Four years later he married Frances Conway and immediately went to live at Newbridge where he carried out much refurbishing with the aid of his wife's wealth.

It appears that, during the family's absence in Bath, the estate had become run down. Charles' considerable energies were used to build it up again.

He threw down the "wretched mud cabins" occupied by his tenants and built new houses on his estate which were paid for be the sale of some of the family's most prized paintings, viz. The Gastor Poussin and a Hobbema.

In the 1830s, Mr Cobbe sold the finest picture in his collection, a large landscape, in order to rebuild the houses on their mountain estates. It fetched £3,000 at auction, about £300,000 in today's money.

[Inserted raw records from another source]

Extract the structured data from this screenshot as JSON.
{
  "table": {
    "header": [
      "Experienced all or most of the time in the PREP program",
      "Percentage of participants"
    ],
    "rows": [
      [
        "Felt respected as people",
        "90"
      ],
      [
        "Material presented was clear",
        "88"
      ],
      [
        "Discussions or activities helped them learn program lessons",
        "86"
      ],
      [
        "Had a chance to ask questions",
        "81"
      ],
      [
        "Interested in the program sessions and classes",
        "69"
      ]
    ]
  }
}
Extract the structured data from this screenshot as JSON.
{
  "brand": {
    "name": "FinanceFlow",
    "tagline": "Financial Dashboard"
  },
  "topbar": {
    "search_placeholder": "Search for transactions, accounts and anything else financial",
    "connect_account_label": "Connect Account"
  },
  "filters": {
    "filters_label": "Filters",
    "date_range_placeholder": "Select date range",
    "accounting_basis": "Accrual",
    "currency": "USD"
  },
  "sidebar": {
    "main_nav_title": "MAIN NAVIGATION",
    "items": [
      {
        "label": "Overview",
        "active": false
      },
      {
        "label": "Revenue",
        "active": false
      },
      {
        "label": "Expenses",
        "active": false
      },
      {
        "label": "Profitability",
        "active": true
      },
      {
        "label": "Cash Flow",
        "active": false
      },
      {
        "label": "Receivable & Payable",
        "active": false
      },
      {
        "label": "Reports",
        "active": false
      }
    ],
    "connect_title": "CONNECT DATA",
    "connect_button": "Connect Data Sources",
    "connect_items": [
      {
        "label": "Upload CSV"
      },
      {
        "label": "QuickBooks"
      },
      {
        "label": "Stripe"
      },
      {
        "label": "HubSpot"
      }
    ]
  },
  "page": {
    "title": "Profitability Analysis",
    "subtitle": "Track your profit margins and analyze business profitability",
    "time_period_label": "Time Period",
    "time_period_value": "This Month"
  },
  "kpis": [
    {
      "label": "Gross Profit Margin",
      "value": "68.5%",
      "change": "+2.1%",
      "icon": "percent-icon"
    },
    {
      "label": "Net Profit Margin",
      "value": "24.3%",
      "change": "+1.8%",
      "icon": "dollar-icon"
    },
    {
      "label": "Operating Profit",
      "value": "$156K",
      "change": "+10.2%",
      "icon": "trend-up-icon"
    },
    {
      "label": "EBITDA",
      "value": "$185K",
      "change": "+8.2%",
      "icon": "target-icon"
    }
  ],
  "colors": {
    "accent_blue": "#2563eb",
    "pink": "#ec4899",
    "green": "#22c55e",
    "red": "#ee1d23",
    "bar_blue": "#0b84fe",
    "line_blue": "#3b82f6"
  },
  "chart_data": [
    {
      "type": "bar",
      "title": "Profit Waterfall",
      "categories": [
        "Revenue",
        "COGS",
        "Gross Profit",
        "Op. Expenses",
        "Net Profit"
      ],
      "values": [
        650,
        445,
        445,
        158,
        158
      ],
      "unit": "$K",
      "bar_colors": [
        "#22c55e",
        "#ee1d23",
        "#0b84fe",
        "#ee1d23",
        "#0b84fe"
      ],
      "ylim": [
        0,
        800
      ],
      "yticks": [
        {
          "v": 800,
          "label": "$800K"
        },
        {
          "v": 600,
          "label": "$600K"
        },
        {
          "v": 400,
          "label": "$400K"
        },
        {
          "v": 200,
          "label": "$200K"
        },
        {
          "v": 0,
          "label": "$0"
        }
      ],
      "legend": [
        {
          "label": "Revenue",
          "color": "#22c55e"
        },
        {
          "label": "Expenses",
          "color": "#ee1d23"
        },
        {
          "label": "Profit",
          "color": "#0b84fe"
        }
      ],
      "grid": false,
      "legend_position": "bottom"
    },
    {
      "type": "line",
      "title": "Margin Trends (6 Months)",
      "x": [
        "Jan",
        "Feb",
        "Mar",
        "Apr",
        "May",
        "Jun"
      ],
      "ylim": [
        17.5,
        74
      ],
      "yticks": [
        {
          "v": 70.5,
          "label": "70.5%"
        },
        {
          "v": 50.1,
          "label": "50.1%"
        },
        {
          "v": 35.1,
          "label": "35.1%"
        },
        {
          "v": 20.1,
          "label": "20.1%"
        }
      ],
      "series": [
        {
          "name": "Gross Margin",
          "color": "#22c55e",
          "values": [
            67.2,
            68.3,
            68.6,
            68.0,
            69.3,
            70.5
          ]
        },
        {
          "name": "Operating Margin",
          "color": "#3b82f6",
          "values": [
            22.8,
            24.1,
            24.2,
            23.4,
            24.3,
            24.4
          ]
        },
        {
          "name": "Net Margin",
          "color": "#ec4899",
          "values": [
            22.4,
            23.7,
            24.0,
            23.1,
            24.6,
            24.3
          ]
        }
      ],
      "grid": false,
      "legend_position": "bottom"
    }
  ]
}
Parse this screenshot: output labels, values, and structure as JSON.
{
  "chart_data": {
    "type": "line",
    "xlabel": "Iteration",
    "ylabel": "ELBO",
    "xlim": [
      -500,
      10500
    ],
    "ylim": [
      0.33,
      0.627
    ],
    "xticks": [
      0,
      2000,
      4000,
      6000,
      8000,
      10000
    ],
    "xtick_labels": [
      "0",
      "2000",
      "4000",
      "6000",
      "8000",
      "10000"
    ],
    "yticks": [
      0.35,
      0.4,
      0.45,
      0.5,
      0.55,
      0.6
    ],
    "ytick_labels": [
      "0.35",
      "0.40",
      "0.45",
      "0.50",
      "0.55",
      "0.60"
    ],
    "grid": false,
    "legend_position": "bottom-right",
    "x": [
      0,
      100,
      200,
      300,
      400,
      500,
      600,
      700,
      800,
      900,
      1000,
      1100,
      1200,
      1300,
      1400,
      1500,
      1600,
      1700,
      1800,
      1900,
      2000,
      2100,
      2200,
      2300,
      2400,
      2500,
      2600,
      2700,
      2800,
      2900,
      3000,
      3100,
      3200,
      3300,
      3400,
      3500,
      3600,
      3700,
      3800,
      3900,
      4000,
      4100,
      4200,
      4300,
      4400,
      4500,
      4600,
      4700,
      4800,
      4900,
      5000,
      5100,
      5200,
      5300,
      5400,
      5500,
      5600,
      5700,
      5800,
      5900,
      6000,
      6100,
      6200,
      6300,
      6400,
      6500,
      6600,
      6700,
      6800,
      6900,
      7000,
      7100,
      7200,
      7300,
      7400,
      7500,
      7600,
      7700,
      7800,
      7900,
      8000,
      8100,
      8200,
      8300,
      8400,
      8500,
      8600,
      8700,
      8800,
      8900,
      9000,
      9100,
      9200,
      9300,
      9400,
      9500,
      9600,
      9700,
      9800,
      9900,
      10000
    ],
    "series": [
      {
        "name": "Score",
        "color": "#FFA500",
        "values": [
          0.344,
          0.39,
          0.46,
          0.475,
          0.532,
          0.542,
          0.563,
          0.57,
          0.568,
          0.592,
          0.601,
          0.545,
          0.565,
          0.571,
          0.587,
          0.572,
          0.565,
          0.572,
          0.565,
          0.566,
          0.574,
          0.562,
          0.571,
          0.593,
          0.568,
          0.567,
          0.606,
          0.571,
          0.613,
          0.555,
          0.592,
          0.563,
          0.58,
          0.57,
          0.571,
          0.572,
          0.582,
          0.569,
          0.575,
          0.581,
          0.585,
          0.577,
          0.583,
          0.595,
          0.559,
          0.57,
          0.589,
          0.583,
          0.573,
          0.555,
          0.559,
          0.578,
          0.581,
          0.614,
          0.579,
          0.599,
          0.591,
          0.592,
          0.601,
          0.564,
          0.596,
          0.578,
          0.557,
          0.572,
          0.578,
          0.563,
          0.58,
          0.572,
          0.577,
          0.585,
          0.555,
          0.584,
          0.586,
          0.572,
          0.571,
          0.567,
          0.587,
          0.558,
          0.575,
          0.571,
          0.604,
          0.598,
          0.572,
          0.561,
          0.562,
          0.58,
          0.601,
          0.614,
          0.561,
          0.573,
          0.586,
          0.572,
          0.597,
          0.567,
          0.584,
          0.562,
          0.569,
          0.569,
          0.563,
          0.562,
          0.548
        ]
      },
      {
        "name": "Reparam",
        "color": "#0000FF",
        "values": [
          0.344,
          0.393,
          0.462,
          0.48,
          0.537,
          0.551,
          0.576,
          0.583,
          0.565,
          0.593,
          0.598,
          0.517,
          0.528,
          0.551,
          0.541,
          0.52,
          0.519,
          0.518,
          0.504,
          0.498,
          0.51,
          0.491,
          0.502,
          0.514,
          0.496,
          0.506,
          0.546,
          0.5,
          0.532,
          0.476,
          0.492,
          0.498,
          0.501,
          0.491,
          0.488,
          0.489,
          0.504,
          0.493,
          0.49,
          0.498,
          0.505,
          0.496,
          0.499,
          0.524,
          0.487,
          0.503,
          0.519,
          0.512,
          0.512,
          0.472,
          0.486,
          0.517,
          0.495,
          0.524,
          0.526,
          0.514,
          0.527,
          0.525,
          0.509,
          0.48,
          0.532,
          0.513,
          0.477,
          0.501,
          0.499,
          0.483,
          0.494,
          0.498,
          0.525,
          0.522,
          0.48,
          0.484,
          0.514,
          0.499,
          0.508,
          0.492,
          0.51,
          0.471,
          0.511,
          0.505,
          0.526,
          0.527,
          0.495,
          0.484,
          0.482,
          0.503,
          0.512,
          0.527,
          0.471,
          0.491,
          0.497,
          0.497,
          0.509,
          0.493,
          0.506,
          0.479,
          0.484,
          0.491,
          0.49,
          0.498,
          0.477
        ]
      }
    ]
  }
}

Charles Cobbe died in 1857 and was succeeded by his son, another Charles.

He, in turn died in 1886 leaving no male issue - his estate passing to his wife for her lifetime.

Prior to her death she had persuaded Thomas Maberley Cobbe, a grandnephew of her late husband, to return to Newbridge from America to take over the estate.

He died young in 1914 leaving two infant children, Thomas and Francis, the latter dying in 1949.

Thomas did not marry and on his death, in 1985, he was succeeded by Francis's family, Hugh, Alec and Mary.


*****

IN 1986, Newbridge, complete with many of the original contents on loan, passed from the Cobbe family to Dublin County Council.

The Cobbe family continue to reside at Newbridge House from time to time, due to a unique arrangement which had been entered into between the family and the Council.

The family have use of what had been their dining-room for entertaining; and they can stay upstairs in their own bedrooms.


On display in the coach-house is the magnificent state coach made in London, in 1790, for John FitzGibbon, 1st Earl of Clare, Lord Chancellor of Ireland and a relation of the Cobbes.

The coach had been painted black until restored by the Irish National Museum to its former golden magnificence ~ even the fresco panels had been painted out, probably for the funeral of Queen Victoria.